Jawad marvelled at the intricate patterns hennaed on his wife's – his bride's, more precisely: they had just been married two days – hands. Elaborate curlicues, ornate lines twining around her slender fingers, frenetic petal bursts on her palms. Just looking at her hands stirred desire in him. Her delicate wrists, the stretch of dainty, satiny skin left bare by dangling sleeves (the latest fashion, she had told him); he wanted to grab her in his embrace. But this wasn't the time or place for that. They had just boarded a crowded van that would cart them uphill to the alpine retreat of Murree, to coniferous trees and rolling hills and mists: perfect for their honeymoon.
They were coming all the way from Multan: hot, dusty, parched Multan, its temperatures soaring even in this first week of May. The bus from Multan dropped them at Rawalpindi, the town that led you to Kashmir, to the foothills of the mighty Himalaya. They waited half an hour at the clogged, smelly, cacophonous bus-and-van station, trying to catch a ride to Murree. No buses were forthcoming anytime soon, so they decided on a van instead. It was derelict – seats ripped, inner rubber linings peeling and dangling serpentine over passengers' heads – and cramped, but also much cheaper.
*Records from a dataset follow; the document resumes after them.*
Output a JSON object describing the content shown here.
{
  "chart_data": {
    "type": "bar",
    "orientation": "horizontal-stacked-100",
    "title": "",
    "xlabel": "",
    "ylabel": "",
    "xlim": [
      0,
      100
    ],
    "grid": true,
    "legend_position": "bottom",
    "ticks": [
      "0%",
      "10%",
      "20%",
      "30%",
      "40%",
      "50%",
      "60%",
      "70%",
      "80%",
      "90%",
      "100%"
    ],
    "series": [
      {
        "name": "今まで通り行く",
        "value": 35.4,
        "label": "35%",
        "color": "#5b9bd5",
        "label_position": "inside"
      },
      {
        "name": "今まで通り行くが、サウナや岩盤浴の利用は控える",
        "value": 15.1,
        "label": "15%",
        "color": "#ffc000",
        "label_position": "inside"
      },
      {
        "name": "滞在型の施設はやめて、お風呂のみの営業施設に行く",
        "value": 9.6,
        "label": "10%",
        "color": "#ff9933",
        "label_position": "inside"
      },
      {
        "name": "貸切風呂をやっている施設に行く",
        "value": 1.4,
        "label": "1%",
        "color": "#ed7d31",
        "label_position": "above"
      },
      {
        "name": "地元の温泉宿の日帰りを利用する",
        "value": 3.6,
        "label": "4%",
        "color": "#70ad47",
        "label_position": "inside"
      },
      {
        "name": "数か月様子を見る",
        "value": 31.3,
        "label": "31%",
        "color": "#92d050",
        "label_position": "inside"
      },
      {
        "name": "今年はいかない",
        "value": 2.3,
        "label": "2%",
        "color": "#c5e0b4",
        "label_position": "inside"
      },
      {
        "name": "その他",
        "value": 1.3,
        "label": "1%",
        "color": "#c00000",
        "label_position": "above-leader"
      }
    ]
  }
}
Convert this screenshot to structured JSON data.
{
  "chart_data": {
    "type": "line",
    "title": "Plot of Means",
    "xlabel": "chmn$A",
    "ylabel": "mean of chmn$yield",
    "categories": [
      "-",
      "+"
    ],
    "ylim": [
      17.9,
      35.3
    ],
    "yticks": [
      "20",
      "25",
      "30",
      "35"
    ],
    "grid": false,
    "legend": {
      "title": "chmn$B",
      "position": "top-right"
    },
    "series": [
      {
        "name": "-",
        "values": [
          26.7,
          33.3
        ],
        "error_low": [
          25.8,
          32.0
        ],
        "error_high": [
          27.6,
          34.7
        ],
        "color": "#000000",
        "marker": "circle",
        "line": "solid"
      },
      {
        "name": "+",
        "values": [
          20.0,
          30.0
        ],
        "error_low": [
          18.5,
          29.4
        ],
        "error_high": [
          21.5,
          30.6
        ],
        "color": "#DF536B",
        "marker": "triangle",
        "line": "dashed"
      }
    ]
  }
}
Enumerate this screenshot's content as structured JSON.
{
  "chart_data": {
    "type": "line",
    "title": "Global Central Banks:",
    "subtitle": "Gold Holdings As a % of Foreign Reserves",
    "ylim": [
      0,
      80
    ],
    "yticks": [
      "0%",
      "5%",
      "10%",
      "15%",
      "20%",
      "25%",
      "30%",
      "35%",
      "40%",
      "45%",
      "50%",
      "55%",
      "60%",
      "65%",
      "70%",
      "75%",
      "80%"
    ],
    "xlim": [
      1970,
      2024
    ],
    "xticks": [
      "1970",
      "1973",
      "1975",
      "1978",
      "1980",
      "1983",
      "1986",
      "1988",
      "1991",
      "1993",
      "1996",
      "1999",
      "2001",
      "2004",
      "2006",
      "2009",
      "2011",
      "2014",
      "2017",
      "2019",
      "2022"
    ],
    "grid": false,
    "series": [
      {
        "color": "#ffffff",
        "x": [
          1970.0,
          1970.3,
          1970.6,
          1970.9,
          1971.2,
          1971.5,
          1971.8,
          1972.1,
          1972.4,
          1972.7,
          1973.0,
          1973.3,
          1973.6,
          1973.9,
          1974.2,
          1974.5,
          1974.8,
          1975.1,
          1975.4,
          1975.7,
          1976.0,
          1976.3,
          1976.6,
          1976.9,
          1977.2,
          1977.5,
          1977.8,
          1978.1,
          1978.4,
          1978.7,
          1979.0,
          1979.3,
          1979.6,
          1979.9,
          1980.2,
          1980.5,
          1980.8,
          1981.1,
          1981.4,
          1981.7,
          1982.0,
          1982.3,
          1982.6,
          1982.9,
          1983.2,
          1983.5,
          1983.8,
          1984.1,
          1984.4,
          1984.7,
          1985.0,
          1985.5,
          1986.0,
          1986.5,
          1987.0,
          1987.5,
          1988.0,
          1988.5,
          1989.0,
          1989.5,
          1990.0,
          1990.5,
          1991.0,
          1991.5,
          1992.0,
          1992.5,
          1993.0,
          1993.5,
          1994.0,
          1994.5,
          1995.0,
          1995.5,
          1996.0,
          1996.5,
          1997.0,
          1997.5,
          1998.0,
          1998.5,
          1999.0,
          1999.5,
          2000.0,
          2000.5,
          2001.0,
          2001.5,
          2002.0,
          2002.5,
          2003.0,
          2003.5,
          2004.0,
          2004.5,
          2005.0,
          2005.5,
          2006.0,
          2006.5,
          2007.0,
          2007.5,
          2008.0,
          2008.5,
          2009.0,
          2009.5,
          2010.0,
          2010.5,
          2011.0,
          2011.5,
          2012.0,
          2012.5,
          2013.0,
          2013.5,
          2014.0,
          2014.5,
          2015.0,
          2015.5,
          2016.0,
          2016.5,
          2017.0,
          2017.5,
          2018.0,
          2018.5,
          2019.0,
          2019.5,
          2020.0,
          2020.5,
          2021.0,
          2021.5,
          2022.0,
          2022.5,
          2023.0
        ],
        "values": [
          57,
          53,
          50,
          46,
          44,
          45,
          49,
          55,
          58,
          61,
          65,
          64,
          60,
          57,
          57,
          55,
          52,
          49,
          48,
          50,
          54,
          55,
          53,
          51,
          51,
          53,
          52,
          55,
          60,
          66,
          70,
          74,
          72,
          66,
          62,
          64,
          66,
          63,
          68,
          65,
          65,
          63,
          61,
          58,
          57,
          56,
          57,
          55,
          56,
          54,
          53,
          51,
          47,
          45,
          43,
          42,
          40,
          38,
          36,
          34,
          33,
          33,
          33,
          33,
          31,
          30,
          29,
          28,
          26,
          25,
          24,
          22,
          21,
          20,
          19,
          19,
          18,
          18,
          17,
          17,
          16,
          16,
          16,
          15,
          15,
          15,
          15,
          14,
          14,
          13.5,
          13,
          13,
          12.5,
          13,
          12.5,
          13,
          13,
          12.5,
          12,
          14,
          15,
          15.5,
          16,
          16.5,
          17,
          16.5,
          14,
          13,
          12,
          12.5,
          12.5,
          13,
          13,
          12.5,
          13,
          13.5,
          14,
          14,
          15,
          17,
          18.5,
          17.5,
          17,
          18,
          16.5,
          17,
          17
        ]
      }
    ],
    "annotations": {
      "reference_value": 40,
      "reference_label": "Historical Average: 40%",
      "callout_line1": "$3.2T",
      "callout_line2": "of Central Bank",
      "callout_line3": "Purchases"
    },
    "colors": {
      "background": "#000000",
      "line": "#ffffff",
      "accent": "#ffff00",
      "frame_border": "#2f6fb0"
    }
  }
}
He took it nevertheless: he was eager to reach Murree as soon as possible. He had only been there once, as a child; he remembered that jaunt dimly: how he frolicked with cousins up and down pine-clad slopes, chomping spice-laced chips and roasted chickpeas, and shuddering in the unexpectedly nippy whiffs of alpine air. The trip had been all fun and excitement.
When the date of his wedding was decided, some cousins suggested Murree as a possible honeymoon destination. In early May the place would be cold enough to warrant pullovers and blankets; it was the perfect antidote to sweltering Multan. From his recollections, Jawad conjured up the alpine town in his mind: cool, eddying mists that kissed your skin, embraced you like a lover; sprawling, exuberant green vistas; narrow streets snaking around hills sporting strips of shops and cheap hotels that catered specifically to honeymooners. He had enthusiastically agreed to the suggestion. He couldn't wait, now, to slip into a room in one such hotel, its windows overlooking the fogged-over ripples of hills, and devour his young bride, his lovely Nazlee, in the cosy comfort of the quilted double bed. The thought prompted a wide grin and a pleasurable stirring in his loins. He now gleefully slipped his hand in Nazlee's as they settled in their rexine seats. A passenger or two frowned at this public display of intimacy. Hell with them, he thought. She's my wife after all. The van juddered into motion.
Nazlee, too, was excited. She had never been to Murree in all her twenty years, had only seen it on TV. The idea of being there with Jawad, the two of them all by themselves, felt like an impossibly beautiful dream. She felt a giddy rush of excitement as he took her hand. It made her giggle. The last couple of days had been one thrill after another. Jawad – brash, cheery, frivolous, the quintessential romantic hero – was all she had secretly hoped and craved for; she had been reared on a staple diet of Indian movie romances and Mills & Boon paperbacks, and Jawad seemed straight out of one: a dashing, doting youth with thick curly hair and indulgent eyes and a stocky, sinewy figure that he brandished with a nonchalant conceit. She was glad their parents had decided to marry them off despite their youth (he was twenty) and the fact that he was still looking for a decent livelihood. Youth was the only time to enjoy yourself, Nazlee believed, before life encumbered you with responsibilities and wore you out. She intended to enjoy hers fully, or at least as much as she could. She had happily acquiesced when her parents suggested Jawad and marriage. And before long she had fallen in love with him; she was sure of that. He seemed irresistible. So what if he was jobless? Few people were employed at his age. There were some reservations in her family regarding his future prospects – he had been a wayward student, had scrabbled to obtain a dubious bachelor's degree in commerce, an outmoded discipline – but his parents had insisted that the responsibility of married life would straighten him out. Nazlee, Jawad's mother had quipped, would fix him. Nazlee had blushed at that. She went for him, headlong. And so far the marriage had been a pure joyride.